Improve TLS fragments

2026-04-14 04:38:28 +10:00 · 2025-06-12 08:58:07 +08:00
parent e65b78d1e4
commit ea190ca428
11 changed files with 181 additions and 69 deletions
--- a/docs/configuration/route/rule_action.md
+++ b/docs/configuration/route/rule_action.md
@@ -172,14 +172,12 @@ and should not be used to circumvent real censorship.
 Due to poor performance, try `tls_record_fragment` first, and only apply to server names known to be blocked.

 On Linux, Apple platforms, (administrator privileges required) Windows,
-the wait time can be automatically detected, otherwise it will fall back to
+the wait time can be automatically detected. Otherwise, it will fall back to
 waiting for a fixed time specified by `tls_fragment_fallback_delay`.

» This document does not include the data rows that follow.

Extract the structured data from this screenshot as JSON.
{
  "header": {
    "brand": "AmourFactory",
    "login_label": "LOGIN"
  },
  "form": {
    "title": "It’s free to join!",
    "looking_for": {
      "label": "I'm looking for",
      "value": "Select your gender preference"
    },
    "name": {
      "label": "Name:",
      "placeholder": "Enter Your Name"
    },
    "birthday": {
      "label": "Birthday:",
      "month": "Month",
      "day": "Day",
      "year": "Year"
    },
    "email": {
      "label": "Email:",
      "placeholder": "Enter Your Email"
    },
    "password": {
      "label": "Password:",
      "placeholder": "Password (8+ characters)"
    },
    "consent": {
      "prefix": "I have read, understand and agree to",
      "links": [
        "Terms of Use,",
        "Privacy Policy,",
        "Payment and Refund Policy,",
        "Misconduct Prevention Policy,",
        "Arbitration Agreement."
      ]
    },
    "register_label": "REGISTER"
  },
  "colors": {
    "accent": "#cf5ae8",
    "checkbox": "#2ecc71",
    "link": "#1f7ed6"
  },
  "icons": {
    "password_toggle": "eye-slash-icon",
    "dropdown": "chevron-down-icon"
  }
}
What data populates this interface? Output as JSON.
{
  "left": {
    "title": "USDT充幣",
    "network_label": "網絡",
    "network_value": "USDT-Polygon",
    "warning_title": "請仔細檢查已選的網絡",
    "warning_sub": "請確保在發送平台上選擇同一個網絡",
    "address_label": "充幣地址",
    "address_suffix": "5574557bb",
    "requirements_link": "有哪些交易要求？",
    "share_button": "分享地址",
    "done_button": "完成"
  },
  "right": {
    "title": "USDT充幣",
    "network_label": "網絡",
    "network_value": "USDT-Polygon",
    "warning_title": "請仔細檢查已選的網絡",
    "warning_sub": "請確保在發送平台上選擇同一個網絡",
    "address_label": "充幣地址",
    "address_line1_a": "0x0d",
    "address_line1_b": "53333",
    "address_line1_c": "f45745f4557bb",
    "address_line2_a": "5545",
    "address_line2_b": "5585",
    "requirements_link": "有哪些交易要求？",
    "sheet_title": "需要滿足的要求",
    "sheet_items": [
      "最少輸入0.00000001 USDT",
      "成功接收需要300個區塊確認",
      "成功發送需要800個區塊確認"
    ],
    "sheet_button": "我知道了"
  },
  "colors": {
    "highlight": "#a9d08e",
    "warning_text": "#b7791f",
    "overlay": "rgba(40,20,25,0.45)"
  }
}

 In addition, if the actual wait time is less than 20ms, it will also fall back to waiting for a fixed time,
 because the target is considered to be local or behind a transparent proxy.

-Conflict with `tls_record_fragment`.
-
 #### tls_fragment_fallback_delay

 !!! question "Since sing-box 1.12.0"
@@ -194,11 +192,6 @@ The fallback value used when TLS segmentation cannot automatically determine the

 Fragment TLS handshake into multiple TLS records to bypass firewalls.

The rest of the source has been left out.